さて………マルコシアス。概ね狙いは僕だろう。自分の役割も理解することなく死ぬのは嫌だ………嫌だが………。
「クルガ………?」
その声ではっと顔を上げる。見下すのはノア。心配そうな表情を浮かべている。
「あなたなら、大丈夫。」
その一言にどこか懐かしさを覚えながら、ノアの体温を感じる。優しく僕の背を撫でる彼女の手はとても暖かかった。
夢を見た。大きくなった僕がまっさらになったノアの前に立っている夢だ。ノアもかなり成長している。今のメアリーと同じくらい………15、6程だろうか。
ノアはいつものように僕の頭を撫でる。そうして言うのだ。『ありがとう』と、その一言を。
何がそんな夢を見させたのか、どういう光景なのかは解らない。ただその一面には文明の跡はなかった。在るのは、大海、森林、炎、大地、針山………正に地獄であり、混沌としていた。次に本能的に理解するのは、そこには運命すら介入することができない。ましてや、存在そのものさえも怪しい点であるということだけだった。なぜそんなことが解ったのかもわからない。

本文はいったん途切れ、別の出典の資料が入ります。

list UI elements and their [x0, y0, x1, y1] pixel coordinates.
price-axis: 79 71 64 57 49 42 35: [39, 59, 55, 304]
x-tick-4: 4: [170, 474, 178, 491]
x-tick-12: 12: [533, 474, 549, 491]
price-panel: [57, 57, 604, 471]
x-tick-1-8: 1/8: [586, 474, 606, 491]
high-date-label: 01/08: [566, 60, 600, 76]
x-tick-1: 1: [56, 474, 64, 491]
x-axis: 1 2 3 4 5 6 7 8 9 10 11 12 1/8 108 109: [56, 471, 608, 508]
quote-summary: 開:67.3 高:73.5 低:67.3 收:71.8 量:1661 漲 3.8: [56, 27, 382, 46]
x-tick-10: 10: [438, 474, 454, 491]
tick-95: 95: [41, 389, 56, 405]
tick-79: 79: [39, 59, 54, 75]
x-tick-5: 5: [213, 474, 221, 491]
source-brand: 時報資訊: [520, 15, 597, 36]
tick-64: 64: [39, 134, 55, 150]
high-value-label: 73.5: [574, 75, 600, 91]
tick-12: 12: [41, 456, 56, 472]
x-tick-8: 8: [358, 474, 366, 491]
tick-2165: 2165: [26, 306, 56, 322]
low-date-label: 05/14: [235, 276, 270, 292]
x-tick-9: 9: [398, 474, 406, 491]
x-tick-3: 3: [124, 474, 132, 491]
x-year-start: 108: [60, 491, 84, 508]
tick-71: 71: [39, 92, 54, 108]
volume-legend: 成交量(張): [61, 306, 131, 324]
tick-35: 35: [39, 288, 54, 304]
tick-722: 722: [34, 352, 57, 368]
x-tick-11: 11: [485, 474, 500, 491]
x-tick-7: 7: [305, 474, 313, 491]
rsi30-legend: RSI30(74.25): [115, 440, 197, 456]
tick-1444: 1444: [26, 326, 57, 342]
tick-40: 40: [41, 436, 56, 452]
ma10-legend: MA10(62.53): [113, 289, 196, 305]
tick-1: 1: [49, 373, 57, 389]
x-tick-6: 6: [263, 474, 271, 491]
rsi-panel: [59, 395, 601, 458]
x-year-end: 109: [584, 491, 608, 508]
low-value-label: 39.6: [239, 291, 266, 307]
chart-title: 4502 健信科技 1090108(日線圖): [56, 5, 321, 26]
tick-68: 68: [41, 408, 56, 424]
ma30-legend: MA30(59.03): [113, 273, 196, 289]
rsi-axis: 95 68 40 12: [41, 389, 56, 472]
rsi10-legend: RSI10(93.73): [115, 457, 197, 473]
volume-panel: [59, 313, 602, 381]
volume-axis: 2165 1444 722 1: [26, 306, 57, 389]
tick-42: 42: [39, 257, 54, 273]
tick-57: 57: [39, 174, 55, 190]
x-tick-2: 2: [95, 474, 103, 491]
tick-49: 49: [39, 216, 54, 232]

ただそれは、1つの可能性の終点であるだけだというのに。
教室の扉が勢いよく開かれる音で目が覚める。そこに立っていたのは一人の男性教員だった。その人が言葉を発するより早く、アステリカ先生は反応する。
「何事だ?いや、聞かずともわかる。マルコシアスだな?」
「は、はい!校門にてマルコシアスの群れおよそ50頭程が出現。現在、Cクラス以上の生徒、及び教員で対応しておりますが………さすがは悪魔と言ったところです………。」
「………解った怪我人は下げろ。いいな。」
「はい!」
「さて、聞いたな?くれぐれも気を付けるように。」
「「はい!」」
「私は一旦待機で。何かあったらすぐ教えて?」
「了解、前線には出なくていい。」
テオとメアリーがそんな会話を交わす。そうして僕たちは校門へと向かった。
酷い状況だ。余りにも一方的すぎる。だが、手当たり次第というわけでもない。だからこそだろう怪我人などいなかった。
「本命を出せと言わんばかりだな………。」
テオのつぶやきに対して、ノアの僕を抱きしめる手に力が入る。
「やっぱりテオもそう思う?不安要素の排除………それしか考えられないよね。」
「………とっとと終わらせよう。クルガ、できる範疇付き合え?」
恐怖心を振り切るように、僕はノアの手から飛び降りテオに続く。ノアも、僕を信じているのだろう。後をゆっくりと付いてくる。そうして、ノアが手を掲げ宣言する。
「………テレポート。」
その一言で、生徒の姿が消える。支えを失った群れは雪崩のように押し寄せてくる。いや………今の一瞬何が起きた………?
「地形破壊はやるんじゃないぞ?」
「じゃあテオ、お願い?」
「………フェンリル………!」
テオの一言は大地を凍てつかせる。あのときの言葉は決して誇張などではなかったとすぐに分かるほど、氷がすべてを襲っていく。
「半分くらいはどうにかなったか?」
「テオだってめちゃくちゃにしてるのに………。」
「ノアの質量爆弾は絶対に駄目だ。洒落にならん。」
「………わかってるよ。」
少しがっかりしたようにノアは答える。しかし………半分になったとはいえ残りはどうしたものか………?
「でも、あとはどうするの?」
「そのために呼んだんじゃないか?」
そうして、テオは僕の方を向く。一瞬、思考が止まるも、理解する………なるほど、落とし前は自分でつけろということか。
無茶を言わないでほしい………いや、できる気など毛頭してない。
「待って!クルガはまだ―――――。」
「別に死ねとは言ってない。ただ、出来ることはやれとそう言っただけだ。」
そう言って、テオはしゃがみこみ僕の顔を見る。
「俺の言葉がわかるなら出来るな?」
威圧感などはなかった………だが別の何かは感じ取れた。野望のような………願望のような。
何処かで感じたことのある気配だった。
気がつけば………僕は戦場を駆けていた。風とともに、すべてを引き裂きながら………。